Mark Alexander-Smale, principal of St Augustine School, said: “We have not been informed about this. My office staff are diligent in passing on things that come to school admin, so I doubt whether they have missed this.

“We were consulted about an electricity mast that was going to be erected just behind the school about three years ago and we objected to this development, which has not gone any further.

“We also requested and gained the support of Teresa Pearce, our local MP. I will then assess the risk to our stakeholders and consider petitioning against.”

Teresa Pearce, MP for Erith and Thamesmead, said: “I have registered my interest with the planning inspectorate as I am very concerned about the damage that may be done to Crossness Wildlife Park that sits alongside the Cory site.

“I also share the Mayor’s concerns that we need to be increasing recycling and reducing the amount of rubbish created and therefore I am unconvinced that this development is needed.”

Energy park incinerators take household waste and burn it at high temperatures to generate energy but there are concerns about the gases that get released into the air as a result.

Donna Zimmer, campaigner for the Crossness Wildlife Park, said: “I oppose this application due to its large visual intrusion right next to Crossness Nature Reserve and it’s effect on the biodiversity and wildlife.

“I agree with the London Mayor that London does not need more incineration as it is better to reduce waste, re-use and recycle.
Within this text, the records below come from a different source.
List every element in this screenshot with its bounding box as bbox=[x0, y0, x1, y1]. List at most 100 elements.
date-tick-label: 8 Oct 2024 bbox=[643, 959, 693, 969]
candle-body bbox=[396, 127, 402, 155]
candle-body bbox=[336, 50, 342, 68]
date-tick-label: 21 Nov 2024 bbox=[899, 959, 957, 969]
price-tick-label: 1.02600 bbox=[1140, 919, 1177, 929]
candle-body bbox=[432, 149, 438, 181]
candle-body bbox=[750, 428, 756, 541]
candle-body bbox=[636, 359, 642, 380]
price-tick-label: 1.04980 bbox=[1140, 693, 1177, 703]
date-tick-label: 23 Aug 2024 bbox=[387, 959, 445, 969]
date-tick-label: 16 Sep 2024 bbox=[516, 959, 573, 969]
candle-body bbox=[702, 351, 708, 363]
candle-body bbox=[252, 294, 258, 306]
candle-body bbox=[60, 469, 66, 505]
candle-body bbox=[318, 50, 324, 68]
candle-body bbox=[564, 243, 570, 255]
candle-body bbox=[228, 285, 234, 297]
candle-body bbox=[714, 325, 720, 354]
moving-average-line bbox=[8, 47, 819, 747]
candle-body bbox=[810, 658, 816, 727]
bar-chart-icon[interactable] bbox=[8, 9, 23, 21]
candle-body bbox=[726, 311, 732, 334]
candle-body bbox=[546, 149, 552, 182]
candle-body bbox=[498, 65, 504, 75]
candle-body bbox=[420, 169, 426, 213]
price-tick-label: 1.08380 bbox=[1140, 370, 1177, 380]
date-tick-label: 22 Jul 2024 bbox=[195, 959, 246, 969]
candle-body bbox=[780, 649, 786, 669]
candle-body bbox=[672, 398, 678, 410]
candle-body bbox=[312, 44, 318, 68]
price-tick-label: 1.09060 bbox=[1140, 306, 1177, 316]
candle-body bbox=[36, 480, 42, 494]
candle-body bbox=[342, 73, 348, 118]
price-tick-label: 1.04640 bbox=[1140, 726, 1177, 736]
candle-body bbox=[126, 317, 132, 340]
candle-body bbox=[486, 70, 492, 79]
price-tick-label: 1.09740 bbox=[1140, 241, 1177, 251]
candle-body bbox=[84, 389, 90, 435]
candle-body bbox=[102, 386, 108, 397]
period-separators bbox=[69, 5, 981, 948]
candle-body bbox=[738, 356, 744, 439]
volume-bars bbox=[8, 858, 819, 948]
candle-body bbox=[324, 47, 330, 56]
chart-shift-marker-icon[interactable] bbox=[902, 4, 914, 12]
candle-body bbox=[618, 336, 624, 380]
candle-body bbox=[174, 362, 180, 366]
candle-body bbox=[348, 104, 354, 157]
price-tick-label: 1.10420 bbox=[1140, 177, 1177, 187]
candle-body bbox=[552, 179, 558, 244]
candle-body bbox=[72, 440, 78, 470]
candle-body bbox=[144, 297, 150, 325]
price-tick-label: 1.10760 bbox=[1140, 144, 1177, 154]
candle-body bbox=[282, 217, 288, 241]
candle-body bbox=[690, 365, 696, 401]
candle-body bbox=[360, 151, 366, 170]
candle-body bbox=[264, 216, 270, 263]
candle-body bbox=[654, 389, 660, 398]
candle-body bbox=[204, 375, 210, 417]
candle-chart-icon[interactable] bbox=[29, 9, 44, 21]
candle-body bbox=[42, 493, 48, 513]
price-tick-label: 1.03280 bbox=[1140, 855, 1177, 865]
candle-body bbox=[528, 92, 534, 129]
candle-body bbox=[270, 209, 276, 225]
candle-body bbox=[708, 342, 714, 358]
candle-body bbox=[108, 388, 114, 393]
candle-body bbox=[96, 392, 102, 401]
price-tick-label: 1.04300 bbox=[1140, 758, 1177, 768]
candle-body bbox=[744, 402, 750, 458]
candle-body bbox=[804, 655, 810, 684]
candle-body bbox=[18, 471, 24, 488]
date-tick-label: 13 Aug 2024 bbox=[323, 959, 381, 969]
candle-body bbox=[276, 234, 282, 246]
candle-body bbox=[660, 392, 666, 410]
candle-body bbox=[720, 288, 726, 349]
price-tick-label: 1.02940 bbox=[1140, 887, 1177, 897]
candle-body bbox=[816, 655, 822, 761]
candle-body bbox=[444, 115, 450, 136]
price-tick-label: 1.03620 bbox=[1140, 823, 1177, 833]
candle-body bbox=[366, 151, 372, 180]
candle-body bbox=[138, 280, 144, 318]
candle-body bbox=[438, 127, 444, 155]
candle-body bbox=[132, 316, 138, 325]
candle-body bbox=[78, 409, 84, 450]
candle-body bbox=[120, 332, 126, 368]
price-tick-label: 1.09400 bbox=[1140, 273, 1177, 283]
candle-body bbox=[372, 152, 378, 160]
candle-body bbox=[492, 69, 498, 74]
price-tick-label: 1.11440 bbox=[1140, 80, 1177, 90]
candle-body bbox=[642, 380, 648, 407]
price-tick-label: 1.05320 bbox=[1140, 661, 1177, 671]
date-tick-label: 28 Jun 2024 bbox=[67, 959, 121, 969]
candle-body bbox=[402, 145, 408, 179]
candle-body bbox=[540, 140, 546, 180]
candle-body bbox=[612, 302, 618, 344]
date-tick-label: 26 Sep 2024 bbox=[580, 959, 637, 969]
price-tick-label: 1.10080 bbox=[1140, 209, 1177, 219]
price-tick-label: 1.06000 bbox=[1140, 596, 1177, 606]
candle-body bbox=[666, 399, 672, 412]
As a local resident I am very concerned about the pollution this energy park would create”

A spokeswoman for Thames Water said: “This proposed development would have a significant impact on the bordering Crossness Nature Reserve, which we proudly own and maintain. As custodians of the environment, protecting this valuable green space and helping the public to enjoy it is vital.”

Sir David Evennett, MP for Bexleyheath and Crayford, said: “I strongly opposed the existing Riverside Resource Recovery Facility on environmental grounds, as I was unconvinced by the need to incinerate waste so close to heavily populated areas given the effect on the environment and particularly on air quality.

“I understand the concerns that have been raised by some regarding the additional facility and the potential impact on the environment and the residents of Bexley borough, and I have therefore written to the Planning Inspectorate to ensure these concerns are fully taken into account.”

Cory Riverside Energy say there were two periods of public consultation carried out in the spring and summer of 2018, with a total of 11 public events.

Julian Walker, chief operating officer at Cory Riverside Energy, said: “Over two million tonnes of London’s non-recyclable waste is currently sent to landfill or shipped overseas, so London has a clear waste infrastructure capacity gap which urgently needs investment.

“Our proposed Energy Park will play a significant part in addressing this shortfall and is wholly policy compliant, delivering sustainable waste management, increasing renewable, low carbon energy generation and reducing greenhouse gas emissions.

We will not have any detrimental effect on the recycling targets set in adopted and emerging policy. Indeed, Cory is committed to recycling and we’ve invested significant sums in London’s recycling infrastructure.”